The Implanted Word

Jesus points to the shema‘, the Hear, O Israel, as the greatest commandment, “You shall love Yahweh your God with all your heart and with all your soul and with all your mind.” And the second is like it, “You shall love your neighbor as yourself.” All the rest of the Law and Prophets is an expansion on this theme.

This word, the whole word of God, James says, we should receive with meekness, and he pictures the word like a seed planted in the ground or implanted in the womb. He moves immediately to, “be doers of the word and not hearers only, deceiving yourselves,” and then goes on to say that Abraham was justified by works in that his “faith was active along with his works, and faith was completed by his works.” The implanted word necessarily bears fruit in the works we do. The word of God, as Isaiah says, will not return empty or fruitless, but multiplied, accomplishing it’s purpose.

The immediate application given with the shema’ is that of teaching our children. Deuteronomy says that this word is to be taught in our sitting, in our walking, our lying down and our rising. It is in the work of our hands and written on our foreheads; it is on our doors, and on our gates. This is the implanted word. It is to be all around us, over us, and through us.
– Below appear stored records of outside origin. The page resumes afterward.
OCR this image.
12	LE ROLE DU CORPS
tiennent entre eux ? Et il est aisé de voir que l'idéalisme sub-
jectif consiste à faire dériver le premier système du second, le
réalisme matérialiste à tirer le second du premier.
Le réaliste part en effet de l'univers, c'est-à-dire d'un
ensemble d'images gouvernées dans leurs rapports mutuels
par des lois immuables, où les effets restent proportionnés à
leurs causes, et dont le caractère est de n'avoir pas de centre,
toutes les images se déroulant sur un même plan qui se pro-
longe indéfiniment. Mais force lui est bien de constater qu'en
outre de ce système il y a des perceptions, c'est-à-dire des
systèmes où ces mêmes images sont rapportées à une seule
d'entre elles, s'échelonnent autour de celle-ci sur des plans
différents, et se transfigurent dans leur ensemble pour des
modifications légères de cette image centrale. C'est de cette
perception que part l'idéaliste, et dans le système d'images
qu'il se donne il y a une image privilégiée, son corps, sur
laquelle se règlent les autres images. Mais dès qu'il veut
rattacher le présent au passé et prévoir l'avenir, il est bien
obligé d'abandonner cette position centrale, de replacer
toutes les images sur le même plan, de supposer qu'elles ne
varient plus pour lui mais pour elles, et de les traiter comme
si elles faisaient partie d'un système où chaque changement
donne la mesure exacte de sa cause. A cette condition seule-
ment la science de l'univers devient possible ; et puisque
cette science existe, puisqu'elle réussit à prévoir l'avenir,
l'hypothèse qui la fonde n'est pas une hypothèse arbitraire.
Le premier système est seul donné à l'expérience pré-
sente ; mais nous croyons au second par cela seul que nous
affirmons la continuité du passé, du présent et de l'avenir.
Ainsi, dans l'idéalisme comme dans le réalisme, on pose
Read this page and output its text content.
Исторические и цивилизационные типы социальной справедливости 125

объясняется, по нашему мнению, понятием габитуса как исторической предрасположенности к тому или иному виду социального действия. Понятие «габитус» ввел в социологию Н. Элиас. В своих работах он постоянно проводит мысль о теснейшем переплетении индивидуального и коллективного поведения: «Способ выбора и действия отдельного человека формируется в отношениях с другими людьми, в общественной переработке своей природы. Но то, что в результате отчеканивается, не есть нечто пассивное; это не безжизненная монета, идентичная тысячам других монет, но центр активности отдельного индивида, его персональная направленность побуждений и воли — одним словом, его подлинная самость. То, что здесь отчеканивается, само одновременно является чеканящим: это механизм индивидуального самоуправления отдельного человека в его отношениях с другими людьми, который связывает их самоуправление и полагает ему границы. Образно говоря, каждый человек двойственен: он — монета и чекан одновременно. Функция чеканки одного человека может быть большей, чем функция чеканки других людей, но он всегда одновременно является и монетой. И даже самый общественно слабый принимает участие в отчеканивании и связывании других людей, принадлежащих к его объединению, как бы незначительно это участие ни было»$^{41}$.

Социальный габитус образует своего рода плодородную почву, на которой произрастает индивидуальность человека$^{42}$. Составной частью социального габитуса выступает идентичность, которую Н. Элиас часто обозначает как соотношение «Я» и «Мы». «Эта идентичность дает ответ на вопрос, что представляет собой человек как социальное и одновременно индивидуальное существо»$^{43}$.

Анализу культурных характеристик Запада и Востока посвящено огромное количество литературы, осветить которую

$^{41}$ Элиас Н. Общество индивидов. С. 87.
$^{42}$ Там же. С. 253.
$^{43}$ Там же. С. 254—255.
Paul sums this up with, “Fathers, bring your children up in the paideia and instruction of the Lord.” This is the full inculturation of our children, training them to love and obey God in all they do, and giving them a thoroughly biblical understanding of the world as God has made it. This word grows in us to bear fruit in which is its seed and that grows up in our children to bear fruit and more seeds to be planted and grown.

Likewise, Jesus gives practical application for “love your neighbor” in his parable about the Samaritan. This neighbor isn’t neighbor in the abstract or mankind in general. It is the person you happen to meet as you go on your way. This love is only manifest in the doing, in helping the person that is before us. John folds this back over and says that the fruit of loving God, the evidence that we have the word planted in us is our work and our love for one another. “By this it is evident who are the children of God, and who are the children of the devil: whoever does not practice righteousness is not of God, nor is the one who does not love his brother… If anyone says, “I love God,” and hates his brother, he is a liar; for he who does not love his brother whom he has seen cannot love God whom he has not seen.”